Der Blutwert Freies Bilirubin liefert wichtige Hinweise auf den Abbau roter Blutkörperchen sowie auf die Aufnahme- und Verarbeitungsfähigkeit der Leber. Freies (indirektes) Bilirubin ist die unverarbeitete Form, die vor der Leberpassage im Blut zirkuliert.
Was ist Freies Bilirubin?
Freies Bilirubin, auch indirektes oder unkonjugiertes Bilirubin genannt, entsteht beim Abbau des roten Blutfarbstoffs Hämoglobin aus alten roten Blutkörperchen. Es ist wasserunlöslich, wird im Blut an Albumin gebunden transportiert und muss in der Leber erst durch Konjugation (Kopplung an Glucuronsäure) wasserlöslich gemacht werden, bevor es über die Galle ausgeschieden werden kann.
Welche Erkenntnisse liefert der Freies-Bilirubin-Blutwert?
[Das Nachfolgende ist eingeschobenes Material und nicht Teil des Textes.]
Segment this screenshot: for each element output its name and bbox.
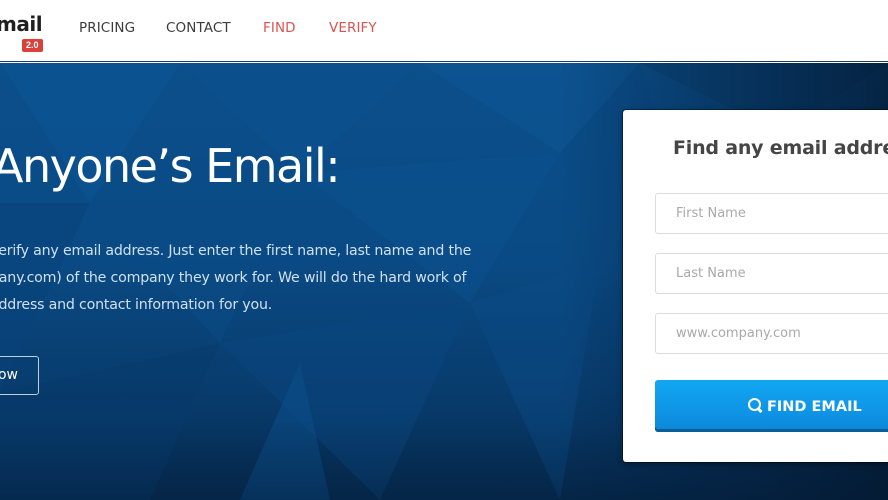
version-badge: 2.0 [22,39,43,52]
logo-text: mail [0,12,43,36]
hero-title: Anyone’s Email: [0,139,341,193]
hero-description-line: address and contact information for you. [0,297,273,313]
nav-pricing[interactable]: PRICING [79,20,135,36]
form-title: Find any email address n [673,137,888,159]
nav-verify[interactable]: VERIFY [329,20,377,36]
search-icon [748,397,762,412]
find-email-label: FIND EMAIL [767,398,862,415]
first-name-input[interactable] [655,193,888,234]
find-email-button[interactable]: FIND EMAIL [655,380,888,432]
nav-find[interactable]: FIND [263,20,296,36]
site-header: mail 2.0 PRICING CONTACT FIND VERIFY [0,0,888,62]
last-name-input[interactable] [655,253,888,294]
hero-description-line: verify any email address. Just enter the… [0,243,472,259]
company-domain-input[interactable] [655,313,888,354]
hero-cta-button[interactable]: ow [0,356,39,395]
logo[interactable]: mail 2.0 [0,12,56,56]
find-email-form-card: Find any email address n FIND EMAIL [623,110,888,462]
nav-contact[interactable]: CONTACT [166,20,231,36]
hero-description: verify any email address. Just enter the… [0,238,510,319]
hero-description-line: pany.com) of the company they work for. … [0,270,467,286]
- Hinweis auf gesteigerten Abbau roter Blutkörperchen (Hämolyse):
Ein erhöhtes freies Bilirubin bei gleichzeitig normalem direktem Bilirubin deutet auf einen vermehrten Abbau von Erythrozyten hin. - Diagnose des Gilbert-Syndroms:
Ein isoliert erhöhtes freies Bilirubin bei ansonsten unauffälligen Leberwerten ist typisch für das gutartige Gilbert-Syndrom, eine häufige, harmlose Störung der Bilirubin-Konjugation. - Abklärung der Neugeborenengelbsucht:
Bei Neugeborenen ist die Leber-Konjugationsfähigkeit noch unreif, weshalb freies Bilirubin häufig physiologisch erhöht ist und überwacht werden muss. - Unterscheidung der Ikterus-Ursache:
Zusammen mit dem direkten Bilirubin hilft der Wert, zwischen prähepatischen (z. B. Hämolyse), hepatischen und posthepatischen Ursachen einer Gelbsucht zu unterscheiden. - Hinweis auf angeborene Stoffwechselstörungen:
Seltenere genetische Störungen der Bilirubin-Verarbeitung, wie das Crigler-Najjar-Syndrom, zeigen sich durch stark erhöhtes freies Bilirubin.
Typische Referenzwerte (Orientierung)
| Freies (indirektes) Bilirubin | Einordnung |
|---|---|
| bis 0,8 mg/dl | Normalbereich (laborabhängig) |
| > 0,8 mg/dl | Hinweis auf Hämolyse, Gilbert-Syndrom oder Reifungsstörung (Neugeborene) |
Wichtiger Hinweis
Freies Bilirubin sollte nicht isoliert beurteilt werden. Für eine fundierte Einordnung sind oft zusätzliche Werte wie Gesamt-Bilirubin, LDH, Haptoglobin und Retikulozyten sinnvoll.
Wann sind Abweichungen beim Freien Bilirubin häufig?
- Gilbert-Syndrom (gutartige, harmlose Erhöhung)
- Hämolytische Anämie (gesteigerter Abbau roter Blutkörperchen)
- Neugeborenengelbsucht (physiologische Unreife der Leber)
- Crigler-Najjar-Syndrom (seltene angeborene Störung)
- Große Blutergüsse oder Resorption von Hämatomen
- Bestimmte Medikamente oder Bluttransfusionsreaktionen
Fazit
- Freies Bilirubin ist die unverarbeitete Form vor der Leberpassage und entsteht beim Abbau roter Blutkörperchen.
- Erhöhte Werte können auf Hämolyse, das gutartige Gilbert-Syndrom oder eine Reifungsstörung bei Neugeborenen hinweisen.
- Zusammen mit dem direkten Bilirubin lässt sich die Ursache einer Gelbsucht besser eingrenzen.
Kosten im IMD-Labor 4,08 EUR
Der Freies-Bilirubin-Wert als individuelle Gesundheitsleistung (IGeL) für Selbstzahler kostet die reine Laborbestimmung 4,08 €. Dazu kommen ggf. Blutabnahme (+4,20 €) und Beratungskosten beim Arzt.